The book’s final sequence, “The Rule of Earth,” provides a redemptive ballast to much of the darker content that precedes it in the collection. All twenty-one sonnets in this section of the book chronicle the poet’s romantic relationship with his long-term male partner, from their earliest sexual encounter after meeting over drinks at a pub, to their shared everyday domestic life. The trials that they encounter along the way — suspicious suburban neighbors, being tested for HIV together, spells of silence and depression, the older partner’s heart surgery — are all handled with resilient strength throughout the poems. “The Thought” delicately opens with a strategically repeated phrase: “If I lose you. Watch how I bear the thought: / if I lose you. Never to sense again / your palm against my face while we explain / the way this day has gone, each night / across the pillows, talking late / with kisses when we should have slept.”

There’s both an ease and an intensity in the way that Hamberger navigates these lines, qualities that one rarely finds paired together in formal poetry, or in any poetry, period. To me the scene seems perfectly situated, romantic yet down-to-earth, fully envisioned yet without unnecessary adornment. That same calm emotional exactitude can be felt in “Walking Together,” the book’s dream-like closing poem, which I’ll quote here in its entirety, in order to let the poem’s quiet impact register in full:


“I’m learning to slow my steps in time with yours.
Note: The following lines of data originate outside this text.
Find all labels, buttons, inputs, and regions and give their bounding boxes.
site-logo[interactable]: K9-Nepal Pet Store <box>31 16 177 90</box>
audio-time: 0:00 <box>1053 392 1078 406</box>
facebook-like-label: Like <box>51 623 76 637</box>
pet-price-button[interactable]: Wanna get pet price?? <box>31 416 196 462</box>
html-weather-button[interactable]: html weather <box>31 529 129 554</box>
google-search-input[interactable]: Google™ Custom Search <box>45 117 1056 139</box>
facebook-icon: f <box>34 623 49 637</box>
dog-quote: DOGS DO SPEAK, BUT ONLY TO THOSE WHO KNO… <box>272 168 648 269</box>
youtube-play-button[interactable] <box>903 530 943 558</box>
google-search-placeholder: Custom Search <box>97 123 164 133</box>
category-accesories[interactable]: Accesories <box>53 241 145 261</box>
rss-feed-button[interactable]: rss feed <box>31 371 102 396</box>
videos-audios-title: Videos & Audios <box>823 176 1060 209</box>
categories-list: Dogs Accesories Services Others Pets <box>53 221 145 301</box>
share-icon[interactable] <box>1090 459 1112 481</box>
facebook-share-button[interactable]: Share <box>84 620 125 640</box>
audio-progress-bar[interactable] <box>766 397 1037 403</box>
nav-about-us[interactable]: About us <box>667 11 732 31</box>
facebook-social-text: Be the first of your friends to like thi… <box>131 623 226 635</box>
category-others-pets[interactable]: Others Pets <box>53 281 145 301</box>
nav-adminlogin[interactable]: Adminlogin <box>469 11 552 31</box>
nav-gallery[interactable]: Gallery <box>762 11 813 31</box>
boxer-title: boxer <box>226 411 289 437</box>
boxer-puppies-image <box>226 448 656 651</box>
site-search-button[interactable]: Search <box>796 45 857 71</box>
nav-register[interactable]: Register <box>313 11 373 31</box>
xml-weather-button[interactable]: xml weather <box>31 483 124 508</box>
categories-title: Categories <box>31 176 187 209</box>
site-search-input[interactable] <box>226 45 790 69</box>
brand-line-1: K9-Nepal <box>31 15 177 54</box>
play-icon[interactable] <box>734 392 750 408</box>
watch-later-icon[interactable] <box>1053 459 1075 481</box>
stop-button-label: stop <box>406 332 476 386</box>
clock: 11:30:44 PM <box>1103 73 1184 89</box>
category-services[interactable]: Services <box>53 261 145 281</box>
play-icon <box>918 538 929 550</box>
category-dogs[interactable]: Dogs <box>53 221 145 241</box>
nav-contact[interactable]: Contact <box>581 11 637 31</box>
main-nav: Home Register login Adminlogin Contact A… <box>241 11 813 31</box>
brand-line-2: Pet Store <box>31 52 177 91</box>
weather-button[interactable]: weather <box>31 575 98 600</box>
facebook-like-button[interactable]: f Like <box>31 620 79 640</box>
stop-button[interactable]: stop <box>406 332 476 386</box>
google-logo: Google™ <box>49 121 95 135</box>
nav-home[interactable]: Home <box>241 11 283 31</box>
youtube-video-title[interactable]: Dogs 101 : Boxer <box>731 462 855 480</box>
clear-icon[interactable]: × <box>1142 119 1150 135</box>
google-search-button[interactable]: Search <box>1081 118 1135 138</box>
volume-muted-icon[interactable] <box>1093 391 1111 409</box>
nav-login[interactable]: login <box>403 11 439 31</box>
There’s seventeen years between us: a gap

I called a challenge once, the way love ignores

any barrier, mountain, distance. I’d stop

a minute to let you catch up in those early days.

Carried away by how often we said

‘Let’s go for it’ when we met, I read that phrase

as my green light, the same light we saw ahead

walking back last night to our posh hotel.

It glowed at the crest of an avenue of trees

still young and green, while a heart-shadow fell

at our feet from a streetlamp through leaves.

We paused, and in that gap I took your arm

for a few yards of dark, with miles to get home.”


Robert Hamberger’s The Smug Bridegroom is one of the finest poetry books of the past decade. These poems are grounded in hard-won truths and are powered by humanely bracing honesty. Their bravery and expert craft deserve widespread appreciation, as well as a long-standing readership.